Diversification Opportunities for Far East and Ally Financial
0.48 | Correlation Coefficient |
Very weak diversification
The 3 months correlation between Far and Ally is 0.48. Overlapping area represents the amount of risk that can be diversified away by holding Far East Horizon and Ally Financial in the same portfolio, assuming nothing else is changed. The correlation between historical prices or returns on Ally Financial and Far East is a relative statistical measure of the degree to which these equity instruments tend to move together. The correlation coefficient measures the extent to which returns on Far East Horizon are associated (or correlated) with Ally Financial. Values of the correlation coefficient range from -1 to +1, where. The correlation of zero (0) is possible when the price movement of Ally Financial has no effect on the direction of Far East i.e., Far East and Ally Financial go up and down completely randomly.
Pair Corralation between Far East and Ally Financial
Assuming the 90 days horizon Far East Horizon is expected to generate 1.24 times more return on investment than Ally Financial. However, Far East is 1.24 times more volatile than Ally Financial. It trades about 0.19 of its potential returns per unit of risk. Ally Financial is currently generating about -0.01 per unit of risk. If you would invest 56.00 in Far East Horizon on September 22, 2024 and sell it today you would earn a total of 6.00 from holding Far East Horizon or generate 10.71% return on investment over 90 days.

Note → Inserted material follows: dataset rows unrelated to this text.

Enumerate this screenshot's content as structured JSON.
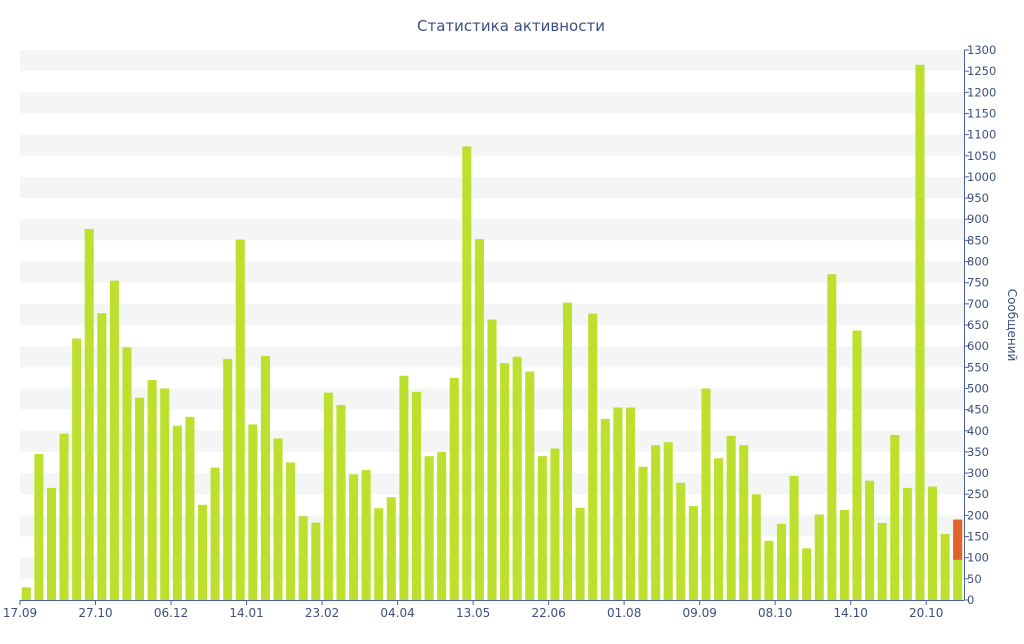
{
  "chart_data": {
    "type": "bar",
    "title": "Статистика активности",
    "xlabel": "",
    "ylabel": "Сообщений",
    "ylim": [
      0,
      1300
    ],
    "ytick_step": 50,
    "grid": "horizontal-bands",
    "x_tick_labels": [
      {
        "index": 0,
        "label": "17.09"
      },
      {
        "index": 6,
        "label": "27.10"
      },
      {
        "index": 12,
        "label": "06.12"
      },
      {
        "index": 18,
        "label": "14.01"
      },
      {
        "index": 24,
        "label": "23.02"
      },
      {
        "index": 30,
        "label": "04.04"
      },
      {
        "index": 36,
        "label": "13.05"
      },
      {
        "index": 42,
        "label": "22.06"
      },
      {
        "index": 48,
        "label": "01.08"
      },
      {
        "index": 54,
        "label": "09.09"
      },
      {
        "index": 60,
        "label": "08.10"
      },
      {
        "index": 66,
        "label": "14.10"
      },
      {
        "index": 72,
        "label": "20.10"
      }
    ],
    "values": [
      30,
      345,
      265,
      393,
      618,
      877,
      678,
      755,
      597,
      478,
      520,
      500,
      412,
      433,
      225,
      313,
      570,
      852,
      415,
      577,
      382,
      325,
      198,
      183,
      490,
      461,
      297,
      307,
      217,
      243,
      530,
      492,
      340,
      350,
      525,
      1072,
      853,
      663,
      560,
      575,
      540,
      340,
      358,
      703,
      218,
      677,
      428,
      455,
      455,
      315,
      366,
      373,
      277,
      222,
      500,
      335,
      388,
      366,
      250,
      140,
      180,
      293,
      122,
      202,
      770,
      213,
      637,
      282,
      182,
      390,
      265,
      1265,
      268,
      156,
      190
    ],
    "highlight": {
      "index": 74,
      "value": 190,
      "from": 95,
      "color": "#e2622c"
    },
    "colors": {
      "bar": "#bde02f",
      "highlight": "#e2622c",
      "axis": "#4b5fa3",
      "text": "#3d4f7e",
      "band": "#f5f5f5"
    }
  }
}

Time Period | 3 Months [change] |
Direction | Moves Together |
Strength | Weak |
Accuracy | 100.0% |
Values | Daily Returns |
Far East Horizon vs. Ally Financial
Performance |
Timeline |
Far East Horizon |
Ally Financial |
Far East and Ally Financial Volatility Contrast
Predicted Return Density |
Returns |
Pair Trading with Far East and Ally Financial
The main advantage of trading using opposite Far East and Ally Financial positions is that it hedges away some unsystematic risk. Because of two separate transactions, even if Far East position performs unexpectedly, Ally Financial can make up some of the losses. Pair trading also minimizes risk from directional movements in the market. For example, if an entire industry or sector drops because of unexpected headlines, the short position in Ally Financial will offset losses from the drop in Ally Financial's long position.Far East vs. Superior Plus Corp | Far East vs. SIVERS SEMICONDUCTORS AB | Far East vs. Norsk Hydro ASA | Far East vs. Reliance Steel Aluminum |
Ally Financial vs. Far East Horizon | Ally Financial vs. Walker Dunlop | Ally Financial vs. Paragon Banking Group | Ally Financial vs. Hercules Capital |
Check out your portfolio center.Note that this page's information should be used as a complementary analysis to find the right mix of equity instruments to add to your existing portfolios or create a brand new portfolio. You can also try the USA ETFs module to find actively traded Exchange Traded Funds (ETF) in USA.